No se trataría de construir dos ordenamientos arbitrales incomunicados ni de disminuir las garantías correspondientes al arbitraje doméstico. La opción dualista permitiría reconocer que, junto a unos principios comunes, existen diferencias que pueden justificar respuestas legislativas distintas y que la regulación debe guardar proporción con la naturaleza de las controversias a las que se aplica. Los trabajos promovidos por CIMA adquieren bajo esta consideración un significado que supera cada una de sus propuestas particulares: aportan experiencia institucional y materiales concretos para un eventual debate sobre la reforma del Derecho arbitral español. La cuestión de fondo deja entonces de reducirse a cómo incrementar el número de arbitrajes internos o cómo incorporar nuevas tecnologías y alcanza a la propia estructura del sistema: si la Ley de Arbitraje que España necesita para los próximos años debe mantener el modelo monista vigente o avanzar hacia un modelo dualista capaz de atender separadamente, sobre una base común de garantías, las exigencias del arbitraje interno y del arbitraje internacional.

 

Posibilidades del arbitraje interno

Cabe extraer de los cinco trabajos una conclusión que explica el sentido general de la iniciativa. El arbitraje interno español dispone de los presupuestos jurídicos, profesionales e institucionales necesarios para alcanzar una presencia mayor en la solución de controversias mercantiles. Su desarrollo depende ahora, en buena medida, de que sea conocido por quienes pueden recomendarlo y utilizado con naturalidad allí donde sus características ofrezcan ventajas reales. El arbitraje interno no necesita ser reinventado; necesita ser mejor conocido, resultar más accesible y emplearse con mayor naturalidad. Los trabajos elaborados en el seno de CIMA aportan una base para avanzar en esa dirección y sus resultados sitúan a las pymes, los empresarios, los abogados, los Colegios de la Abogacía, las instituciones arbitrales y los operadores judiciales dentro de una estrategia compartida. Rapidez, especialización, confidencialidad, flexibilidad y previsibilidad dejan entonces de presentarse como cualidades abstractas y adquieren una función precisa dentro de cada sector: preservar la actividad de la pyme frente a un litigio prolongado, ampliar las posibilidades de asesoramiento del abogado, mejorar la formación proporcionada por los Colegios y facilitar que una controversia ya judicializada encuentre, cuando las partes libremente lo decidan, una respuesta arbitral adecuada.

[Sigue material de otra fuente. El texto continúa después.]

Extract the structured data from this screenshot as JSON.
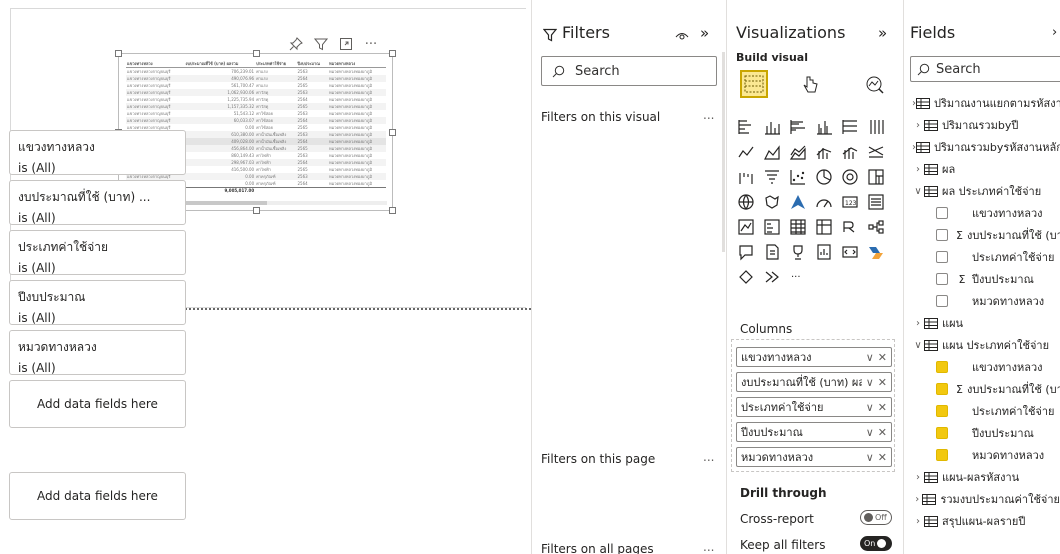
{
  "canvas": {
    "table": {
      "headers": [
        "แขวงทางหลวง",
        "งบประมาณที่ใช้ (บาท) ผลรวม",
        "ประเภทค่าใช้จ่าย",
        "ปีงบประมาณ",
        "หมวดทางหลวง"
      ],
      "rows": [
        [
          "แขวงทางหลวงกาญจนบุรี",
          "706,239.01",
          "ค่าแรง",
          "2563",
          "หมวดทางหลวงทองผาภูมิ"
        ],
        [
          "แขวงทางหลวงกาญจนบุรี",
          "490,076.96",
          "ค่าแรง",
          "2564",
          "หมวดทางหลวงทองผาภูมิ"
        ],
        [
          "แขวงทางหลวงกาญจนบุรี",
          "561,700.47",
          "ค่าแรง",
          "2565",
          "หมวดทางหลวงทองผาภูมิ"
        ],
        [
          "แขวงทางหลวงกาญจนบุรี",
          "1,062,930.06",
          "ค่าวัสดุ",
          "2563",
          "หมวดทางหลวงทองผาภูมิ"
        ],
        [
          "แขวงทางหลวงกาญจนบุรี",
          "1,225,735.94",
          "ค่าวัสดุ",
          "2564",
          "หมวดทางหลวงทองผาภูมิ"
        ],
        [
          "แขวงทางหลวงกาญจนบุรี",
          "1,157,335.32",
          "ค่าวัสดุ",
          "2565",
          "หมวดทางหลวงทองผาภูมิ"
        ],
        [
          "แขวงทางหลวงกาญจนบุรี",
          "51,543.12",
          "ค่าใช้สอย",
          "2563",
          "หมวดทางหลวงทองผาภูมิ"
        ],
        [
          "แขวงทางหลวงกาญจนบุรี",
          "60,033.07",
          "ค่าใช้สอย",
          "2564",
          "หมวดทางหลวงทองผาภูมิ"
        ],
        [
          "แขวงทางหลวงกาญจนบุรี",
          "0.00",
          "ค่าใช้สอย",
          "2565",
          "หมวดทางหลวงทองผาภูมิ"
        ],
        [
          "แขวงทางหลวงกาญจนบุรี",
          "610,380.00",
          "ค่าน้ำมันเชื้อเพลิง",
          "2563",
          "หมวดทางหลวงทองผาภูมิ"
        ],
        [
          "แขวงทางหลวงกาญจนบุรี",
          "409,028.00",
          "ค่าน้ำมันเชื้อเพลิง",
          "2564",
          "หมวดทางหลวงทองผาภูมิ"
        ],
        [
          "แขวงทางหลวงกาญจนบุรี",
          "456,864.00",
          "ค่าน้ำมันเชื้อเพลิง",
          "2565",
          "หมวดทางหลวงทองผาภูมิ"
        ],
        [
          "แขวงทางหลวงกาญจนบุรี",
          "860,149.43",
          "ค่าไฟฟ้า",
          "2563",
          "หมวดทางหลวงทองผาภูมิ"
        ],
        [
          "แขวงทางหลวงกาญจนบุรี",
          "298,967.03",
          "ค่าไฟฟ้า",
          "2564",
          "หมวดทางหลวงทองผาภูมิ"
        ],
        [
          "แขวงทางหลวงกาญจนบุรี",
          "416,500.00",
          "ค่าไฟฟ้า",
          "2565",
          "หมวดทางหลวงทองผาภูมิ"
        ],
        [
          "แขวงทางหลวงกาญจนบุรี",
          "0.00",
          "ค่าครุภัณฑ์",
          "2563",
          "หมวดทางหลวงทองผาภูมิ"
        ],
        [
          "แขวงทางหลวงกาญจนบุรี",
          "0.00",
          "ค่าครุภัณฑ์",
          "2564",
          "หมวดทางหลวงทองผาภูมิ"
        ]
      ],
      "total_label": "Total",
      "total_value": "9,005,017.00",
      "selected_row": 10
    }
  },
  "filters": {
    "title": "Filters",
    "search_placeholder": "Search",
    "on_visual_label": "Filters on this visual",
    "cards": [
      {
        "title": "แขวงทางหลวง",
        "state": "is (All)"
      },
      {
        "title": "งบประมาณที่ใช้ (บาท) ...",
        "state": "is (All)"
      },
      {
        "title": "ประเภทค่าใช้จ่าย",
        "state": "is (All)"
      },
      {
        "title": "ปีงบประมาณ",
        "state": "is (All)"
      },
      {
        "title": "หมวดทางหลวง",
        "state": "is (All)"
      }
    ],
    "add_data_label": "Add data fields here",
    "on_page_label": "Filters on this page",
    "add_data_label_page": "Add data fields here",
    "on_all_pages_label": "Filters on all pages",
    "more": "..."
  },
  "viz": {
    "title": "Visualizations",
    "build_visual": "Build visual",
    "columns_label": "Columns",
    "columns": [
      "แขวงทางหลวง",
      "งบประมาณที่ใช้ (บาท) ผลรวม",
      "ประเภทค่าใช้จ่าย",
      "ปีงบประมาณ",
      "หมวดทางหลวง"
    ],
    "drill_through": "Drill through",
    "cross_report": "Cross-report",
    "cross_report_state": "Off",
    "keep_all_filters": "Keep all filters",
    "keep_all_filters_state": "On",
    "more_visuals": "···"
  },
  "fields": {
    "title": "Fields",
    "search_placeholder": "Search",
    "items": [
      {
        "label": "ปริมาณงานแยกตามรหัสงาน",
        "expanded": false
      },
      {
        "label": "ปริมาณรวมbyปี",
        "expanded": false
      },
      {
        "label": "ปริมาณรวมbyรหัสงานหลัก",
        "expanded": false
      },
      {
        "label": "ผล",
        "expanded": false
      },
      {
        "label": "ผล ประเภทค่าใช้จ่าย",
        "expanded": true,
        "children": [
          {
            "label": "แขวงทางหลวง",
            "sigma": false,
            "checked": false
          },
          {
            "label": "งบประมาณที่ใช้ (บาท)",
            "sigma": true,
            "checked": false
          },
          {
            "label": "ประเภทค่าใช้จ่าย",
            "sigma": false,
            "checked": false
          },
          {
            "label": "ปีงบประมาณ",
            "sigma": true,
            "checked": false
          },
          {
            "label": "หมวดทางหลวง",
            "sigma": false,
            "checked": false
          }
        ]
      },
      {
        "label": "แผน",
        "expanded": false
      },
      {
        "label": "แผน ประเภทค่าใช้จ่าย",
        "expanded": true,
        "children": [
          {
            "label": "แขวงทางหลวง",
            "sigma": false,
            "checked": true
          },
          {
            "label": "งบประมาณที่ใช้ (บาท)",
            "sigma": true,
            "checked": true
          },
          {
            "label": "ประเภทค่าใช้จ่าย",
            "sigma": false,
            "checked": true
          },
          {
            "label": "ปีงบประมาณ",
            "sigma": false,
            "checked": true
          },
          {
            "label": "หมวดทางหลวง",
            "sigma": false,
            "checked": true
          }
        ]
      },
      {
        "label": "แผน-ผลรหัสงาน",
        "expanded": false
      },
      {
        "label": "รวมงบประมาณค่าใช้จ่าย",
        "expanded": false
      },
      {
        "label": "สรุปแผน-ผลรายปี",
        "expanded": false
      }
    ]
  },
  "colors": {
    "accent": "#f2c80f",
    "border": "#c8c6c4",
    "text": "#252423"
  }
}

Más allá de cada propuesta concreta, el trabajo colectivo promovido por CIMA expresa finalmente una determinada concepción del lugar que corresponde al arbitraje dentro del sistema español de solución de controversias. La Corte no lo presenta como competidor de la jurisdicción ni pretende trasladar al ámbito doméstico, de manera automática, los esquemas propios de los grandes arbitrajes internacionales. Los documentos elaborados por sus árbitros y árbitras apuntan hacia procedimientos proporcionados a la entidad del conflicto, costes previsibles, especialización, calidad institucional y cooperación con quienes intervienen antes y después de que surja la controversia. CIMA asume con ello una función que supera la estricta administración de procedimientos y se proyecta sobre la difusión de una cultura arbitral asentada en el conocimiento y en la confianza. Los trabajos ya realizados ofrecen el soporte de esa estrategia; sus conclusiones muestran ahora un amplio espacio de actuación para incorporar el arbitraje, con mayor naturalidad, a la práctica jurídica y empresarial española y para poner a disposición de cada controversia el cauce que mejor responda a sus características.